Fisher Plaza: Service Restored, Portent Response

Random

Ian Lurie Jul 4 2009

If you host a web site with Portent, you’ve been kept apprised of the situation that started Thursday night at 11 PM.
At this point, all sites are back ‘live’. The Fisher Plaza East data center is running on temporary power from Caterpillar generators that the City of Seattle set up outside.
Here’s a quick rundown of what happened, why, and how we can avoid it in the future:

Chain of Events

Thursday
11 PM: A fire breaks out in the electrical hub at Plaza Center East. The sprinkler system activates, but floods and shorts out the emergency generators. Plaza Center East goes dark some time before 12 AM Friday.
Friday
12 AM: We receive an alarm that our sites are ‘down’. We attempt to contact our servers, can’t connect, and then attempt to contact Adhost. Adhost’s phones and servers are all down, as well, because of the fire. We try to contact them repeatedly over the next several hours.
5 AM: We get news of the fire at Fisher Plaza. Until 5 AM Pacific, no news outlet or other resource reported about it. We found the information via Twitter and by checking Seattle Fire Department incident logs. So much for Seattle’s ‘old media’. To be fair, though, two of Seattle’s primary news stations are also knocked out by the fire, so they can’t report any news.
5:30 AM: We contact all Portent hosting clients regarding the outage. At this point, it’s very clear this problem will last the day. I review alternatives and decide we have to sit tight and wait for power to be restored. We can’t get into the building yet; any repointed web sites will take 24 hours to ‘repoint’ across the entire internet; and then repointing them back to Adhost would take another 24 hours.
5:45 AM: We shut down all pay per click advertising for sites that are offline.
We spend the rest of Friday monitoring the situation. Where possible, we use client’s Facebook and Twitter accounts to notify their customers.
Saturday
1 AM: Building power is reconnected. Power supplies are recharged, and HVAC is restarted to cool the building before servers restart. The building got up to over 100 degrees inside during the day (it’s been over 85 degrees for the last several days).
4 AM: Servers come back online. Power restored to the building.

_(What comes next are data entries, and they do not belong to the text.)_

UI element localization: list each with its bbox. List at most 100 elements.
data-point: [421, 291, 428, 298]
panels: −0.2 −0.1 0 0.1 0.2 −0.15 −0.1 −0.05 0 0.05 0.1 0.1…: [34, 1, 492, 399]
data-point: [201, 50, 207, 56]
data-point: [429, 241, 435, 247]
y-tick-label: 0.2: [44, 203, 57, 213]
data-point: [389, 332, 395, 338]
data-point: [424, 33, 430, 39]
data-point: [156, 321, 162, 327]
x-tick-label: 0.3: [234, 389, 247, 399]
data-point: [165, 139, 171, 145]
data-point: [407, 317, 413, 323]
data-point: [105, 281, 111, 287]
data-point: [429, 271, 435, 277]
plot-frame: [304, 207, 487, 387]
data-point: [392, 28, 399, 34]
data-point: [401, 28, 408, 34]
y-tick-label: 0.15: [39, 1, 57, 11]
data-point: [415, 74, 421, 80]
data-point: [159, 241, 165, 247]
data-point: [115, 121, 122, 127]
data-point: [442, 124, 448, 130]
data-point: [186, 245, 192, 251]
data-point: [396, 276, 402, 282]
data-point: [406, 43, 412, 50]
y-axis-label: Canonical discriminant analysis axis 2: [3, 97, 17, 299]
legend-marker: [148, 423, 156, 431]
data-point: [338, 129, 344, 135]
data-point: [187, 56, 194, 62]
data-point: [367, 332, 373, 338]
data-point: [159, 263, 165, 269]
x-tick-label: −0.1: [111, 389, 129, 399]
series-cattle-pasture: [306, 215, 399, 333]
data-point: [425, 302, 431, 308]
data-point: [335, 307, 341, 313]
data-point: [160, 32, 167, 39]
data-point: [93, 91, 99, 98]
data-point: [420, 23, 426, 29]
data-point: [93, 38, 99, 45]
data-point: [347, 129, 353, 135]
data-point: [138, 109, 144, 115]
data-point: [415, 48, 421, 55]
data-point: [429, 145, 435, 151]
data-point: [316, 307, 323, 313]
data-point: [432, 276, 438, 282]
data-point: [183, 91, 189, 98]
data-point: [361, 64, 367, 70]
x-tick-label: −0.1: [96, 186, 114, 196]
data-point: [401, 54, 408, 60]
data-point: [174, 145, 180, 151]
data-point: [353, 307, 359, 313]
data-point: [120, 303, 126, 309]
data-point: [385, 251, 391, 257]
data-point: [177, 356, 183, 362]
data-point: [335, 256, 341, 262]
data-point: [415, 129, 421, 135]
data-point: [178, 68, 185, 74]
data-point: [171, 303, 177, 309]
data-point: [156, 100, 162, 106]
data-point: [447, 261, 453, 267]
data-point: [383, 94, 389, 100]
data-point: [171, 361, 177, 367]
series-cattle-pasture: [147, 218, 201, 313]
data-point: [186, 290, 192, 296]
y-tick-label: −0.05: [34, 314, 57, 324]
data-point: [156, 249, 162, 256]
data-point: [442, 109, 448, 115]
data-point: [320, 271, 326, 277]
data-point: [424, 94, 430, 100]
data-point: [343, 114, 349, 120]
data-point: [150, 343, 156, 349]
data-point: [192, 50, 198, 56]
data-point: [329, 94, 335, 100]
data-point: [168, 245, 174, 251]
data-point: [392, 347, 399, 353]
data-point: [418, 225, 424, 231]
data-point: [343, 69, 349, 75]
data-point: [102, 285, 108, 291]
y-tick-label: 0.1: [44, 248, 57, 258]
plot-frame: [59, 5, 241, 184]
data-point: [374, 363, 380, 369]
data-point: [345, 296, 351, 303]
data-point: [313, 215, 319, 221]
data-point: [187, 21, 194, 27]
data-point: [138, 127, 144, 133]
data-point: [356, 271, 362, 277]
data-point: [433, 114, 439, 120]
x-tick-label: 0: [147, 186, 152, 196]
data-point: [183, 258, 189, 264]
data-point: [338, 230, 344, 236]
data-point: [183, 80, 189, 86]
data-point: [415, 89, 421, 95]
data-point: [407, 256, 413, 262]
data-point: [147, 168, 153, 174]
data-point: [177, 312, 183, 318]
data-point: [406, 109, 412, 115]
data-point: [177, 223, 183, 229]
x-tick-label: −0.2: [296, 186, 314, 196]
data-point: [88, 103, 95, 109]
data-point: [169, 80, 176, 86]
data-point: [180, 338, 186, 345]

What Could Have Prevented This?

In the end, Portent had only one way to avoid this outage: Host all web sites in two physical locations. Then, when Fisher Plaza East lost power, we could have started up the sites in the other location.
The problem with this solution: It’s expensive. Extremely expensive. It requires that we duplicate the hosting environment – hardware and software – and that we constantly keep both hosting locations in sync. For a once-per-decade power outage, the cost/benefits balance just doesn’t work.

Future Plans

However, cost/benefits analysis doesn’t feel as good right after your sites are down for 26 hours. So Portent will be planning and offering two additional services:
For e-commerce and other database-driven sites: Redundant hosting in multiple physical locations. If there’s a major power outage, we can flip a switch to point at the backup location, and you only experience a few minutes of downtime.
For lower-priority sites: Hosting of ‘static’ files, such as images, video and pages that don’t change, using Amazon S3. Backup of databases and other dynamic files using Amazon S3, as well. That way, moving to a new location in an emergency might take time but is still possible, even if all connectivity to Adhost is lost.
These services will cost extra: Portent will have to pay for data transfer, hardware and power usage for the additional storage and the ‘mirroring’ necessary to keep separate locations synchronized. Once we’ve worked out pricing, we will help you with the cost/benefits analysis.
I hope this information is helpful, and I appreciate everyone’s patience during the outage.